Whether or not tax is payable (and how much tax) on the sale of a business can make a huge difference to the amount of cash that business owners end up with. There are often choices that can be made to reduce or eliminate the final tax bill, if the planning starts early enough.
Selling business or company?
This is often the first question that comes up, and can be a critical one. In general it is better for individual owners to sell their shares in a company carrying on a business than for the company to sell its business and then distribute the proceeds, because companies are not eligible for the 50 percent capital gains tax (CGT) discount.
Of course not every buyer is prepared to acquire the company, and that is a matter for negotiation, but if sellers understand just how much tax is at stake, they might not give up the argument quite so easily, and it may be possible to find a way to do the deal on the basis of a share sale that satisfies both parties.
The small business CGT concessions are extremely valuable for businesses that meet the required conditions, and can allow the CGT on a business sale to be eliminated or at least substantially reduced.
The concessions are applied after the CGT discount and, while there can be tax savings when the concessions are used by a company selling its business assets, they usually provide greater benefits under a share sale, and its easier for the shareholders to access the funds.
The concessions can be used when a business has either “aggregated annual turnover” of less than $2m (the SBE test) or total net assets of less than $6m (the NAV test), subject to certain grouping rules involving related entities and individuals. The NAV test includes assets of controlling individuals, but specifically excludes the family home, superannuation balances and personal use assets (such as boats, cars and holiday homes).
There are two additional criteria that apply to share sales:
Firstly the shares must be sold by an individual with a direct or indirect interest of at least 20 percent in the company carrying on the business (a “significant individual”), or if the shares are sold by a company or trust then certain other specific rules must be satisfied.
Secondly the relevant company must satisfy the “active asset” test under which at least 80 percent of the company’s gross asset values have been represented by business assets for at least half the period of ownership (except if the business has been carried on for more than 15 years, the test need only be satisfied for 7.5 years in total).
For this test, non-business assets will include passive investments, loans to shareholders and (in some cases) large cash balances that are not needed for carrying on the business.
The retirement concession can also be used by those aged under 55, but the difference is that the amount of the concession (in this case $500,000) must be paid into a super fund, and many people are not prepared to do that as they need access to the entire sale proceeds.

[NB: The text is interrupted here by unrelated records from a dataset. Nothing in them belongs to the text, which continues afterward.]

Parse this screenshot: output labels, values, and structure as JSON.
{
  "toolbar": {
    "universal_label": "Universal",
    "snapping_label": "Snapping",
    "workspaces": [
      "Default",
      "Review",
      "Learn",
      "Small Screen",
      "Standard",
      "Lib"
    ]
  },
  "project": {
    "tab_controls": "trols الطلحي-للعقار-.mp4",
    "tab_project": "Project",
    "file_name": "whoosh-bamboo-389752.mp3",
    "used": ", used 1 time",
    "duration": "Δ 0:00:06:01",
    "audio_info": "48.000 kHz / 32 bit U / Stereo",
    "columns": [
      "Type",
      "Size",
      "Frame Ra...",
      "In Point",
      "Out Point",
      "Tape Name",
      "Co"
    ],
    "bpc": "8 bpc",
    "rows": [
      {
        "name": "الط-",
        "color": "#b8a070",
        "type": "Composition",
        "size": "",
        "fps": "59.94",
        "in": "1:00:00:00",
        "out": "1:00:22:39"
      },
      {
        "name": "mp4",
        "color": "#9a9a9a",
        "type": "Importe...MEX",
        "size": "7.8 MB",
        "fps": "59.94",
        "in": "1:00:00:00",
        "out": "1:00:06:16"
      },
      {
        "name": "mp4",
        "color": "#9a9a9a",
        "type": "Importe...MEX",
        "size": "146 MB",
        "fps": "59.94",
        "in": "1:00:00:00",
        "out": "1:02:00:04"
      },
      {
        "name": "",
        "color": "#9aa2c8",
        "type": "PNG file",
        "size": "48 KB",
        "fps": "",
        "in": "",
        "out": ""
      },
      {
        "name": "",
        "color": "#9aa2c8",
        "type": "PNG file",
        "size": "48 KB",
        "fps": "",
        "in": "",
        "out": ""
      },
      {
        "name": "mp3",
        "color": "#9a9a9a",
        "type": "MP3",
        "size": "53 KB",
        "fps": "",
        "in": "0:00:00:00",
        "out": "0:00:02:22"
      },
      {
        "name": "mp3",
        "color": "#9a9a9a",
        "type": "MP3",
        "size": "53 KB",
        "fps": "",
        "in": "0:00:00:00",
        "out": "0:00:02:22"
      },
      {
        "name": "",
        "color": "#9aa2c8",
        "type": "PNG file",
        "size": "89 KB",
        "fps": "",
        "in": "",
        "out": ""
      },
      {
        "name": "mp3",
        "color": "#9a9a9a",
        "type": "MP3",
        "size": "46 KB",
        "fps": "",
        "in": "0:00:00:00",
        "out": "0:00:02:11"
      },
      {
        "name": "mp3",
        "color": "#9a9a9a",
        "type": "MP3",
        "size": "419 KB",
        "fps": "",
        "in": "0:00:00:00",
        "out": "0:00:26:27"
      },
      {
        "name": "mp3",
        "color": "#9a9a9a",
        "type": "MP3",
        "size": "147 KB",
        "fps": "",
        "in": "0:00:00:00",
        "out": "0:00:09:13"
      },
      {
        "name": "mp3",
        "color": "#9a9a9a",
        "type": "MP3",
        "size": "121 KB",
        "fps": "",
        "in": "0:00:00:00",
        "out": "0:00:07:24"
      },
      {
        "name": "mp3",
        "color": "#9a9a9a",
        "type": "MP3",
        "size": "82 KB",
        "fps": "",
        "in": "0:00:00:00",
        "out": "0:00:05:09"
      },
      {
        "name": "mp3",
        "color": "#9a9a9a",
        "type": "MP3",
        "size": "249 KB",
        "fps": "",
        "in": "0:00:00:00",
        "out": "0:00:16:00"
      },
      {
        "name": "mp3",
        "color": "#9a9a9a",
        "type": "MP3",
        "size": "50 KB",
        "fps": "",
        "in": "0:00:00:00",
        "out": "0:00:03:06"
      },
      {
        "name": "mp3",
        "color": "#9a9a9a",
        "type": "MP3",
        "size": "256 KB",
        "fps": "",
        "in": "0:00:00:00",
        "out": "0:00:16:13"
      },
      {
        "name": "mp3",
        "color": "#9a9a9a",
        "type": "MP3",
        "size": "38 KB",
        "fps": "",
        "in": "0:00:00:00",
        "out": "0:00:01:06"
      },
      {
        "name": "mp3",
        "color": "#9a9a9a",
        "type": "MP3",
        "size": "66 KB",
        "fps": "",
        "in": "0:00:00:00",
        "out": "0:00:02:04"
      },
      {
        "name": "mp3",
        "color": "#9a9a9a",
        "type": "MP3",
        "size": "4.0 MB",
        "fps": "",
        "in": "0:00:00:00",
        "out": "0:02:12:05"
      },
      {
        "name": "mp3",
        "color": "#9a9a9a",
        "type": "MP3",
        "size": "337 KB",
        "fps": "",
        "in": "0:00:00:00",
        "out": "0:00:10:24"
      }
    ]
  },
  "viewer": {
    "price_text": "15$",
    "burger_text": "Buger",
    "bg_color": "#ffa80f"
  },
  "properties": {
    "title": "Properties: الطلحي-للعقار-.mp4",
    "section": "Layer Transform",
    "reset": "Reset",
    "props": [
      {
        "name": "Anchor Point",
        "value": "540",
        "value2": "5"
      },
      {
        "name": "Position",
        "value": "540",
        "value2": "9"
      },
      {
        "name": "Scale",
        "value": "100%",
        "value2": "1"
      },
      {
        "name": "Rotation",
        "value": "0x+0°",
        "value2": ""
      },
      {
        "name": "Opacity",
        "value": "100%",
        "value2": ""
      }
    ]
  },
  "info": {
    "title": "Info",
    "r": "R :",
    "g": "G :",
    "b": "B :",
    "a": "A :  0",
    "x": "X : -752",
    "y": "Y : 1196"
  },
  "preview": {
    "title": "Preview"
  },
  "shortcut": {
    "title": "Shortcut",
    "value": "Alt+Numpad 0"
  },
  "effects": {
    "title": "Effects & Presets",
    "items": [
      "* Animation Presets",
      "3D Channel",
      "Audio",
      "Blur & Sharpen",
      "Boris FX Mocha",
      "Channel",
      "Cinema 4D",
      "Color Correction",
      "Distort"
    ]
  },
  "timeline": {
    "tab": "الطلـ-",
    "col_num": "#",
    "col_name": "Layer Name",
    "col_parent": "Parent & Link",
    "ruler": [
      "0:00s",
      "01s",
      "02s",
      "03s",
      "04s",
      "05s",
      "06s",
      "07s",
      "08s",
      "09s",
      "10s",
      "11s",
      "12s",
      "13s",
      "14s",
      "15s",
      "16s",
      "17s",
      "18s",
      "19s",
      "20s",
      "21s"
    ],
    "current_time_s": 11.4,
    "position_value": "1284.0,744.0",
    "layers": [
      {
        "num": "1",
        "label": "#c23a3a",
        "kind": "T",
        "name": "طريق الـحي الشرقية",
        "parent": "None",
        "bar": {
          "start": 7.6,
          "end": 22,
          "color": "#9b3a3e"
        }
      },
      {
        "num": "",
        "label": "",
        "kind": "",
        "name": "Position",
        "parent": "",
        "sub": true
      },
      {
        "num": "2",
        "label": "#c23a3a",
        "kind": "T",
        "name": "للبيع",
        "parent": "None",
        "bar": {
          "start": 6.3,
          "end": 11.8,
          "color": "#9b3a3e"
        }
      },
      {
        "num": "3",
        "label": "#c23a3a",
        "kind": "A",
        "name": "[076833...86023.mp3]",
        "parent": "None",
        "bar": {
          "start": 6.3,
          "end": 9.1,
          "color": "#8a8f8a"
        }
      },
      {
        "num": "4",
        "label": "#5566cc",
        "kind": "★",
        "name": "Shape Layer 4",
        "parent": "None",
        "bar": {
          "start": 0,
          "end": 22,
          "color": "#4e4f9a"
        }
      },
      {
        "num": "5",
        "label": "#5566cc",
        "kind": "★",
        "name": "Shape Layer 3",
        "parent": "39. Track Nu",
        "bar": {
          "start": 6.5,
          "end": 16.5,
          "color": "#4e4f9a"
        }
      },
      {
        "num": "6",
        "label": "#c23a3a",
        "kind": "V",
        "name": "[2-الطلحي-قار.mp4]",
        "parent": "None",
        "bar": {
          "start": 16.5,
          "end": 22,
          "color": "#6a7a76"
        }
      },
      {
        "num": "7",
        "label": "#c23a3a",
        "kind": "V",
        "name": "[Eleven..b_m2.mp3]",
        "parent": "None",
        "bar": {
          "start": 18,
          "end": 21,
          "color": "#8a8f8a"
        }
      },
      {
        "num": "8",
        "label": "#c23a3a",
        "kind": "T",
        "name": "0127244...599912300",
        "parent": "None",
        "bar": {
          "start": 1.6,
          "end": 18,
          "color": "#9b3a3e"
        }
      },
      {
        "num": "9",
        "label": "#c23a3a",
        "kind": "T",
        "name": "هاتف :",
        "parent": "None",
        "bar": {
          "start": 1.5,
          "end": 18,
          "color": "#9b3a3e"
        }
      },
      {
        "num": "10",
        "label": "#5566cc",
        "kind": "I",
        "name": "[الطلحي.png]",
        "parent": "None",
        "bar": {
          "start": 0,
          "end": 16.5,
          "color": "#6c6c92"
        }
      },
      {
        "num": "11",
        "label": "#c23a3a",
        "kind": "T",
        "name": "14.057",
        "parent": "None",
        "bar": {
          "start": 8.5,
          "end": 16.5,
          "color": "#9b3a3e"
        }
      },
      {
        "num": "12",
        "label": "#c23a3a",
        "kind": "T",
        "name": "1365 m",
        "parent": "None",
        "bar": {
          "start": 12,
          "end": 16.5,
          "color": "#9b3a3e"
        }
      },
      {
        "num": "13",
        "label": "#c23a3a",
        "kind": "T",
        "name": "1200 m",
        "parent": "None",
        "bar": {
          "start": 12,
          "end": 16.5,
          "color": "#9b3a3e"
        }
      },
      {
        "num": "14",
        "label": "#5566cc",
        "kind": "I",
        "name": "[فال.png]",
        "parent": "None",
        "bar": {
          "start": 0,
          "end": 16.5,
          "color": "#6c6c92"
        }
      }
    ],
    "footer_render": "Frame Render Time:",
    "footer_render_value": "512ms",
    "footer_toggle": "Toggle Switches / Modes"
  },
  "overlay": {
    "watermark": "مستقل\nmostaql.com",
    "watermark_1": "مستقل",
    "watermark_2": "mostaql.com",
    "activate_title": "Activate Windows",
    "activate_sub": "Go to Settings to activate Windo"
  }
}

An alternative is to reinvest the $500,000 into another active asset, including shares in a company carrying on a business, as long as they qualify as a significant individual with an interest of at least 20 percent, but again that does not suit every situation.
Other tax considerations
Another key point is to look at the level of retained profits and associated franking credits in the operating company. It is common for a share sale agreement to require any profits to be paid out as dividends to the existing shareholders prior to settlement, so it is worthwhile planning to make dividend payments over a number of years rather than being stuck paying large dividends just before the sale, most of which may attract the top marginal tax rate. Even after franking credits there is “top-up tax” of around 23 percent.
A related issue is the ownership structure of the operating company.
If one individual owns all of the shares in the company, then they must receive all of the dividends.
If, however, several entities own shares, then any dividends will be split amongst all the shareholders, and it is more likely that at least some of the payments will be taxed at lower marginal rates.
Be wary of having separate classes of shares with special dividend rights, however, as this can make applying the small business CGT concessions on a sale much more difficult.
In our experience the cleanest and most effective approach is where all the shares are owned by a family discretionary trust, or if more than one family is involved then multiple family trusts.
This provides maximum flexibility, allowing dividends to be paid up to the family trust(s) and then distributed amongst various family members each year as appropriate, and makes satisfying the small business CGT concessions quite simple.